Also bearbeite ich mit Hans-Peter, dem Schlumpi.
Nachdem ich nun meinen Beitrag geschrieben hatte, wollte ich ihn also zwecks Weiterverarbeitung speichern. Tja, und da hängt sie nun weiter im Weltall rum, diese Post-Blödkuh und es steht seitdem unverändert dort, dass der Post sich "uploaded"!
Ganz ehrlich: Ich kann das Wort gar nicht leiden.

Und so muss ich nun von Neuem beginnen und kann mich nicht mal mehr des alten Geschreibsels bedienen, weil der Post sich nicht mehr öffnen lässt. Vermutlich auch logisch, also für die Nerds unter euch, denn was sich up...STOPP!

Eigentlich wollte ich euch auch bloß erzählen, dass ich etwas verrückt bin.
Ja, kann man fast gar nicht glauben, aber ihr solltet mir da schon etwas vertrauen.
Ich bin zum Beispiel eine ganz untalentierte Dekorateurin und eines der schlimmsten Konsumvictims weltweit.

So fuhr ich heute Vormittag also spontan in einen Dekoladen (Das Depot, falls es jemanden interessiert). Dort suchte ich nach Inspiration, nach Kreativität und nach dem Frühling.
Alle drei Dinge fand ich auch dort da. Sehr zuverlässig.
Was mich besonders reizte waren diese schönen Thementische. Nach Farben und Stil sortiert. Wundervoll dekorativ.
Ich wanderte also wie in Trance, verzaubert, voller wuseliger Gedanken im Kopf wie ein Huhn auf der Suche nach DEM einen Korn durch den Laden. Aber und hier unterscheiden sich das Huhn und ich dann doch, ich nahm fast ALLES, was mir als schön und verarbeitbar aussah und legte es in meinen Korb.
Ich lief hin und her und sah dies "Ahhhhh, das könnte gut aussehen" und jenes "Das mit dem Gläschen vom Tisch vorne rechts und der grünen Kordel...Wo war die nochmal? Irgendwo war doch so eine grüne...aaaaah, was für schöne Holzstücke, ob ich die mit den Wachteleiern...." und wirklich alles was mir so in den Sinn kam (und in die Hände fiel) wanderte fleißig in den Korb. Es sind recht große Körbe, falls ihr euch diesbezüglich wundert. SEHR große Körbe.

Und leider ist mein Einkaufsgehirn nicht kompatibel mit dem rationalen Teil meines Hirns, was mich dann an der Kasse etwas verzweifeln lässt. Und zwar immer, wenn es um Deko geht: "Was habe ich da eigentlich alles im Körbchen? Wachteleier in verschiedenen Färbungen. Wofür waren die gleich nochmal? Dieses gelbe Osterband, wofür wollte ich das doch gleich nutzen? Ähm, muss ich das jetzt alles nehmen oder soll ich was hierla...Ach was, das brauche ich. Alles."
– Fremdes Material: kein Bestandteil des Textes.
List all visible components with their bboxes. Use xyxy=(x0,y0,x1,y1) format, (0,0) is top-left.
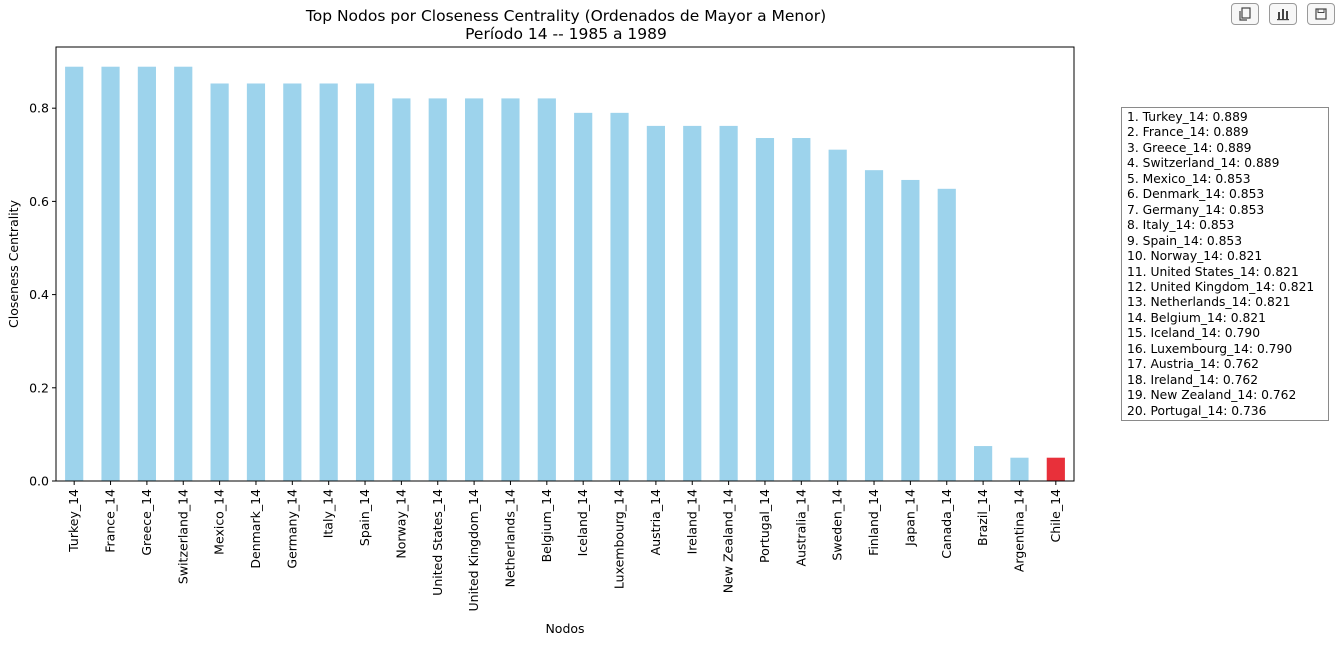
x-tick-label: Switzerland_14 xyxy=(175,489,190,584)
x-tick-label: Luxembourg_14 xyxy=(612,489,627,589)
bar-belgium-14 xyxy=(537,98,556,481)
legend-entry: 1. Turkey_14: 0.889 xyxy=(1127,110,1248,124)
figure-toolbar xyxy=(1231,3,1335,25)
x-tick-label: Japan_14 xyxy=(902,489,917,547)
bar-denmark-14 xyxy=(246,83,266,482)
legend-entry: 2. France_14: 0.889 xyxy=(1127,125,1249,140)
legend-entry: 14. Belgium_14: 0.821 xyxy=(1127,310,1266,325)
legend-entry: 20. Portugal_14: 0.736 xyxy=(1127,403,1267,418)
legend-entry: 11. United States_14: 0.821 xyxy=(1127,264,1299,279)
legend-entry: 4. Switzerland_14: 0.889 xyxy=(1127,156,1280,171)
x-tick-label: Iceland_14 xyxy=(575,489,590,556)
x-tick-label: Argentina_14 xyxy=(1011,489,1026,572)
bar-austria-14 xyxy=(646,125,665,481)
x-tick-label: Germany_14 xyxy=(284,489,299,569)
x-tick-label: Brazil_14 xyxy=(975,489,990,546)
plot-frame xyxy=(55,46,1075,482)
bar-new-zealand-14 xyxy=(719,125,738,481)
chart-button[interactable] xyxy=(1269,3,1297,25)
bar-norway-14 xyxy=(392,98,411,481)
y-tick-label: 0.6 xyxy=(29,194,49,209)
x-tick-label: United States_14 xyxy=(430,489,445,596)
bar-canada-14 xyxy=(937,188,956,481)
legend-entry: 8. Italy_14: 0.853 xyxy=(1127,218,1235,233)
x-tick-label: Finland_14 xyxy=(866,489,881,556)
x-tick-label: Portugal_14 xyxy=(757,489,772,563)
ranking-legend: 1. Turkey_14: 0.889 2. France_14: 0.889 3.… xyxy=(1121,107,1329,421)
y-tick-label: 0.2 xyxy=(29,380,49,395)
y-ticks-group: 0.0 0.2 0.4 0.6 0.8 xyxy=(29,101,56,489)
legend-entry: 17. Austria_14: 0.762 xyxy=(1127,357,1259,372)
x-tick-label: Denmark_14 xyxy=(248,489,263,569)
legend-entry: 16. Luxembourg_14: 0.790 xyxy=(1127,341,1293,356)
chart-subtitle: Período 14 -- 1985 a 1989 xyxy=(465,25,667,43)
bar-chart: Top Nodos por Closeness Centrality (Orde… xyxy=(6,7,1075,636)
x-tick-label: Chile_14 xyxy=(1048,489,1063,542)
x-tick-label: Netherlands_14 xyxy=(502,489,517,587)
bar-germany-14 xyxy=(283,83,302,482)
bar-brazil-14 xyxy=(974,446,993,481)
legend-entry: 19. New Zealand_14: 0.762 xyxy=(1127,388,1297,403)
bar-portugal-14 xyxy=(755,138,775,482)
legend-entry: 13. Netherlands_14: 0.821 xyxy=(1127,295,1291,310)
bars-group xyxy=(65,66,1065,482)
x-tick-label: Norway_14 xyxy=(393,489,408,559)
legend-entry: 3. Greece_14: 0.889 xyxy=(1127,140,1252,155)
x-tick-label: Sweden_14 xyxy=(830,489,845,561)
bar-spain-14 xyxy=(355,83,375,482)
bar-united-states-14 xyxy=(428,98,447,481)
legend-entry: 15. Iceland_14: 0.790 xyxy=(1127,326,1261,341)
bar-iceland-14 xyxy=(574,112,593,481)
x-tick-label: Ireland_14 xyxy=(684,489,699,554)
bar-japan-14 xyxy=(901,179,920,481)
bar-ireland-14 xyxy=(683,125,702,481)
x-tick-label: United Kingdom_14 xyxy=(466,489,481,612)
y-tick-label: 0.0 xyxy=(29,474,49,489)
bar-turkey-14 xyxy=(65,66,84,481)
x-tick-label: Spain_14 xyxy=(357,489,372,546)
bar-switzerland-14 xyxy=(174,66,193,481)
y-tick-label: 0.4 xyxy=(29,287,49,302)
x-tick-label: Mexico_14 xyxy=(212,489,227,555)
legend-entry: 12. United Kingdom_14: 0.821 xyxy=(1127,279,1315,294)
bar-australia-14 xyxy=(792,138,811,482)
legend-entry: 9. Spain_14: 0.853 xyxy=(1127,233,1243,248)
save-button[interactable] xyxy=(1307,3,1335,25)
y-tick-label: 0.8 xyxy=(29,101,49,116)
legend-entry: 5. Mexico_14: 0.853 xyxy=(1127,171,1251,186)
x-tick-label: France_14 xyxy=(103,489,118,553)
legend-entry: 10. Norway_14: 0.821 xyxy=(1127,249,1263,264)
bar-sweden-14 xyxy=(828,149,847,482)
x-ticks-group: Turkey_14 France_14 Greece_14 Switzerland_1… xyxy=(66,481,1063,612)
copy-icon xyxy=(1239,7,1251,21)
bar-italy-14 xyxy=(319,83,338,482)
legend-entry: 7. Germany_14: 0.853 xyxy=(1127,202,1265,217)
bar-chart-icon xyxy=(1277,9,1289,21)
y-axis-label: Closeness Centrality xyxy=(6,199,21,328)
save-icon xyxy=(1315,8,1327,20)
bar-united-kingdom-14 xyxy=(465,98,484,481)
bar-mexico-14 xyxy=(210,83,229,482)
bar-luxembourg-14 xyxy=(610,112,629,481)
bar-argentina-14 xyxy=(1010,457,1029,481)
legend-entry: 6. Denmark_14: 0.853 xyxy=(1127,187,1265,202)
bar-france-14 xyxy=(101,66,120,481)
x-tick-label: Canada_14 xyxy=(939,489,954,559)
x-tick-label: Italy_14 xyxy=(321,489,336,538)
bar-greece-14 xyxy=(137,66,156,481)
copy-button[interactable] xyxy=(1231,3,1259,25)
bar-finland-14 xyxy=(864,170,884,481)
bar-chile-14 xyxy=(1046,457,1065,481)
x-axis-label: Nodos xyxy=(545,621,584,636)
legend-entry: 18. Ireland_14: 0.762 xyxy=(1127,372,1259,387)
x-tick-label: Austria_14 xyxy=(648,489,663,555)
x-tick-label: New Zealand_14 xyxy=(721,489,736,593)
x-tick-label: Greece_14 xyxy=(139,489,154,556)
chart-title: Top Nodos por Closeness Centrality (Orde… xyxy=(305,7,826,25)
x-tick-label: Turkey_14 xyxy=(66,489,81,553)
x-tick-label: Australia_14 xyxy=(793,489,808,566)
x-tick-label: Belgium_14 xyxy=(539,489,554,562)
bar-netherlands-14 xyxy=(501,98,520,481)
Und so landete eine riiiiiiesige Tüte mit vielen Dingen im Kofferraum. Nicht ohne zuvor noch beim Blumenladen vorbeizuhuschen, denn ich wollte meine kleinen Väschen mit frischen Blumen befüllen. Kunstblumen sind nicht meins.
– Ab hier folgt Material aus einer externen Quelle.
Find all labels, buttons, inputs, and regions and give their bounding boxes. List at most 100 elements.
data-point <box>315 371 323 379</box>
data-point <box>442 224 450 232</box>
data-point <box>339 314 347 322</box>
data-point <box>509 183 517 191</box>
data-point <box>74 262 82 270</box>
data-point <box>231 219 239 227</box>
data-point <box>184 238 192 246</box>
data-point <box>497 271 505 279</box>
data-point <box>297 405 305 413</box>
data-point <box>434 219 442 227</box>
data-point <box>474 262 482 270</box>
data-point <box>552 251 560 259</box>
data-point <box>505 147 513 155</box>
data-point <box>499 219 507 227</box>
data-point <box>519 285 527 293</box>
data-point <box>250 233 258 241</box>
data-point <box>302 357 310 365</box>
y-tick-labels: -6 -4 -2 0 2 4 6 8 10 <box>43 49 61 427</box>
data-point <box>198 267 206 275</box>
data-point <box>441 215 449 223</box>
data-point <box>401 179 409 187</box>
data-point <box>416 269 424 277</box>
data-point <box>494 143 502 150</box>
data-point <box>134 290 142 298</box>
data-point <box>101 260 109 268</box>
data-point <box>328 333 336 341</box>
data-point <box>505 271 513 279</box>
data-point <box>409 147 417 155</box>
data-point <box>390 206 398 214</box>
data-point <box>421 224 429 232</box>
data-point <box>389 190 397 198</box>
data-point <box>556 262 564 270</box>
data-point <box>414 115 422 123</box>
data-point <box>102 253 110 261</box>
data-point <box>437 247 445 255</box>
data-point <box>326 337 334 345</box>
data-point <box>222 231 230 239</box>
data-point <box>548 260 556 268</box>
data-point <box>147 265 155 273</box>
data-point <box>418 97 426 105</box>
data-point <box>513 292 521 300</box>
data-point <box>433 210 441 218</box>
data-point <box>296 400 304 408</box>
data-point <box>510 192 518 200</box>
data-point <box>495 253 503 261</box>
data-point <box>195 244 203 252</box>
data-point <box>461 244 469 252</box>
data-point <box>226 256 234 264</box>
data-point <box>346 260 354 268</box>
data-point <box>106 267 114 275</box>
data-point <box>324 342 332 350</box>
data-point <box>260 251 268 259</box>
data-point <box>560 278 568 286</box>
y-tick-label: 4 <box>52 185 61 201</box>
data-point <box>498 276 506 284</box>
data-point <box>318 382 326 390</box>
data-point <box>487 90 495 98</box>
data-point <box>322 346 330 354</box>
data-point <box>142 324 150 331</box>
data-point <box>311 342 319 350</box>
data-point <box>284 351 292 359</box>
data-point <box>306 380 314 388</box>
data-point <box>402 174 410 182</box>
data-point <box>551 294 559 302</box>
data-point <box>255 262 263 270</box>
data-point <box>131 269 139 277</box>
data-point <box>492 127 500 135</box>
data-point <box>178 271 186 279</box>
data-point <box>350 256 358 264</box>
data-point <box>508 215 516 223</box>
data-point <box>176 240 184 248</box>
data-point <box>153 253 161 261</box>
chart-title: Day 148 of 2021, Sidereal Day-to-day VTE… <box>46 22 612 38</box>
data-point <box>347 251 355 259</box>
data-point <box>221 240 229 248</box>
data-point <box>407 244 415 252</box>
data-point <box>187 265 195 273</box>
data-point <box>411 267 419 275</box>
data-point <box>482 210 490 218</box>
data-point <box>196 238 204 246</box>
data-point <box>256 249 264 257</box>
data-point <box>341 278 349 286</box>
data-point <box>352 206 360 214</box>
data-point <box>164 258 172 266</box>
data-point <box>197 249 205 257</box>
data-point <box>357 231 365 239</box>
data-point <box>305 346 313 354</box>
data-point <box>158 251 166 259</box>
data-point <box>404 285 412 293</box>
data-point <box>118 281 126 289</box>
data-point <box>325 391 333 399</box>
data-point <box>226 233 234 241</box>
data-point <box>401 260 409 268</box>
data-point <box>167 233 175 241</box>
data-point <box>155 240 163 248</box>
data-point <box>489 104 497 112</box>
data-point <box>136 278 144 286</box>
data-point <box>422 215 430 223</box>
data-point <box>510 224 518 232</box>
Zuhause angekommen ist es dann jedes Mal ein wenig so, wie wenn man nach Monaten ein Shirt entdeckt, an dem noch das Preisschild klebt und man sich freut wie toll es doch ist dieses nagelneue Shirt jetzt zu finden. (Keine Panik, das passiert mir jetzt nicht mehr oft. Seitdem wir ein Ankleidezimmer mit übersichtlichen Hängeregalen haben und all meine Oberteile und Kleider hübsch auf Bügeln hängen, da finde ich meine neuen Sachen IMMER sehr schnell. Versprochen!). 
Jedenfalls hatte ich dann nochmal was zu bestaunen: "Och, toll, dass ich drei verschiedene Dekobänder mitgenommen habe, dann habe ich Auswahl. Nein, wie pfiffig ist das denn, ich habe ja gleich zwei Moospakete..." und so weiter.
Ein Fest, sag ich euch.

Alles wird dann immer auf dem Tisch ausgebreitet, damit ich mir einen Überblick verschaffen kann (und zumindest ein Gefühl dafür bekomme, was als taugliche Deko wie zusammengestellt werden könnte!)

Das sieht dann so aus:

Das Einkaufsrauschgewusel

Und dann wird es wieder wirr. Ich stopfe und stelle und lege und mache einfach irgendetwas, ohne eine wirkliche Ahnung zu haben, was es wird. Ich bin wie im Wahn, renne nach oben und hole meine Heißklebepistole und ehe ich mich fragen kann, was es denn wird, ist es zu spät.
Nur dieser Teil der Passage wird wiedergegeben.